Мак-Грегор проиграл. Было ясно, что Эссекс получил очко в свою пользу не только у Салима, но и у Кэтрин. Они повернули лошадей и поехали за Салимом вдоль гребня горы. По приказу Салима один из курдских всадников взял у Эссекса повод вьючной лошади, мешавший ему.

К ним подъехал Гордиан – щуплая, малорослая черная фигурка верхом на норовистом жеребце. Он тотчас же начал упрекать Салима за то, что тот тратит время на возню с этими жалкими чужеземцами; пусть себе убираются куда хотят. Не замедлил показаться и Амир-заде. Он заявил Салиму, что отпустить англичан было бы нелепо; всякий добрый курд немедля пристрелил бы их и взял себе их поклажу и платье. Родственники тут же сцепились, и каждый стал проклинать бога за продление жизни другого.

Эссекс заинтересовался этой парой.

– Насколько я могу понять, – сказал ему Мак-Грегор, – они расходятся во взглядах на задачи племени мукри. Амир-заде, тот, что посветлее лицом, – обыкновенный разбойник: он считает, что курд рожден, чтобы грабить и убивать. А у Гордиана есть какие-то политические идеи; трудно сказать, какие именно, но, во всяком случае, он презирает Амир-заде за его грубость.

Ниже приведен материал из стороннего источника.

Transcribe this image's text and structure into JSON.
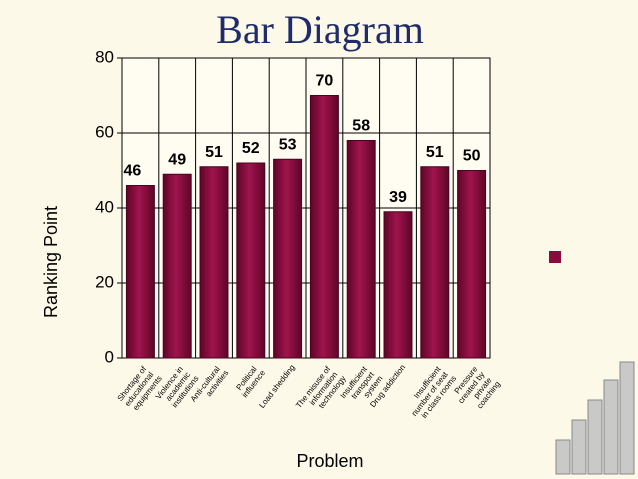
{
  "chart_data": {
    "type": "bar",
    "title": "Bar Diagram",
    "y_label": "Ranking Point",
    "x_label": "Problem",
    "categories": [
      "Shortage of educational equipments",
      "Violence in academic institutions",
      "Anti-cultural activities",
      "Political influence",
      "Load shedding",
      "The misuse of information technology",
      "Insufficient transport system",
      "Drug addiction",
      "Insufficient number of seat in class rooms",
      "Pressure created by private coaching"
    ],
    "values": [
      46,
      49,
      51,
      52,
      53,
      70,
      58,
      39,
      51,
      50
    ],
    "color": "#8a0b3e",
    "ylim": [
      0,
      80
    ],
    "yticks": [
      0,
      20,
      40,
      60,
      80
    ],
    "grid": true,
    "legend": "right"
  }
}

– Оба они головорезы, по-моему, – сказала Кэтрин. – Особенно тот маленький, черный. Гордиан, что ли?

– Да, но для нас Амир-заде опаснее. В одном они согласны друг с другом: оба хотят от нас избавиться. Но Амир-заде требует, чтобы нас пристрелили, а Гордиан предлагает просто бросить нас на произвол судьбы в этом диком краю. – Мак-Грегор не склонен был принимать эти угрозы всерьез: курды любят громкие слова.

Им пришлось прекратить разговор, потому что Салим перешел на такой аллюр, который потребовал от всадников внимания. Они забирались все выше и выше, и облака теперь стлались под ними, скрывая от глаз долины. Они все время ехали по самому гребню, отклоняясь немного, лишь когда приходилось объезжать слишком крутые пики. Путь вдоль гребня был настолько узким, что ехать можно было только гуськом. Но и это оказалось нелегко на такой каменистой, дороге. Правда, камни были присыпаны снегом и лошади не скользили, но все же дорога требовала напряжения всех сил и коня и от всадника, в особенности при том темпе, который задавал Салим. Как только дорога становилась чуть поровнее, он поднимал своего коня в галоп и не сбавлял шага там, где путь то и дело преграждали крупные камни. Без привычки выдержать такую езду было почти невозможно.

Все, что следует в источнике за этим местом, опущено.